The woman might also be concerned about the surgery being included in her medical records. If she has the procedure done in a country where it is illegal, there isn't this worry. Some countries, such as the Netherlands, allow surgeries like hymenorraphy to be deleted from the permanent medical record. Women having the procedure done legally need to ask their provider about whether or not this becomes a part of their permanent medical record.

It is not clear whether you have a current fiancé, or you are concerned about someone you might meet in the future. Just some thoughts: how certain are you that your prospective husband will expect you to be a virgin? Has he verbalized his expectation that his wife be one? And would you really need the surgery even if he does expect his wife to be a virgin? Maybe he already knows that not all women bleed or have pain during their first intercourse.

If you know for sure that he expects you to be a virgin, you have some options to consider. You can decide to proceed with surgery, lying to him in order to avoid his and/or his family's anger, and to save your marriage and possibly yourself. Or, you may want to reconsider your marriage to someone whom you believe will expect his wife to be a virgin. Or, you can tell him the truth (if it's safe to tell him) and see what happens.

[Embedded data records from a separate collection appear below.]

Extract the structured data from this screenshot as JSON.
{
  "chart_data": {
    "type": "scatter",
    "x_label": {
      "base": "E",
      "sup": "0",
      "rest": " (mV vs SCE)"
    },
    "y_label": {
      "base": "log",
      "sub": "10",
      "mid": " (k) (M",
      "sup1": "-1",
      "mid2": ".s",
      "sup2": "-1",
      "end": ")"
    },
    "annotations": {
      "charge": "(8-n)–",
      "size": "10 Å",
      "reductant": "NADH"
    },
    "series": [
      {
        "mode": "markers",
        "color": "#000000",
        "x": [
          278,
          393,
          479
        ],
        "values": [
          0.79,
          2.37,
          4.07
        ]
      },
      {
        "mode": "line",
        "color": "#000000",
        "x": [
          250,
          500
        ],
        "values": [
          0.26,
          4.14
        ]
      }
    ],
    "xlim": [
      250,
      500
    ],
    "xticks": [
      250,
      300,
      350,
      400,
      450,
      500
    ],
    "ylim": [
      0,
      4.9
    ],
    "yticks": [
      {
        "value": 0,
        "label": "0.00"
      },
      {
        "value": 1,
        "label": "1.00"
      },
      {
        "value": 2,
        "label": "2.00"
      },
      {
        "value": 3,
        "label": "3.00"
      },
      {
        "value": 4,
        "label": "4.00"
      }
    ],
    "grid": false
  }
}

You also might want to ask yourself if you know whether your future husband is a virgin. Do you expect him to be one, if you don't already know whether he is or not? If he isn't, or if you don't expect him to be one, how do you feel about his expecting you to be a virgin? If he is not one, would he be tested for sexually transmitted infections (STIs) before marriage? If it's clear that you must be a virgin without any consideration of your fiancé's past experiences, then you might find yourself in an unhealthy relationship with someone who doesn't really respect your equality in the marriage. Of course, in unhealthy relationships, it may not be safe to ask these questions. However, it may be useful to ask yourself these questions, and to consider your choices in view of your future.

It is also possible that you and your future husband have made a conscious commitment to both be virgins before marriage. If that is the case, then you are not being honest with him, and if you have been able or willing to discuss this issue in the past, you need to be willing to be honest with him now. Beginning a marriage with a lie seems to be starting with pretty shaky foundations.

These are complicated and anxiety-provoking decisions, but you will need to soul search to figure out what you want. Since hymenorraphy is taboo and not talked about in most cultures where it's an issue, support resources and networks appear to be nonexistent. Cultural and economic influences also limit the choices a woman truly has.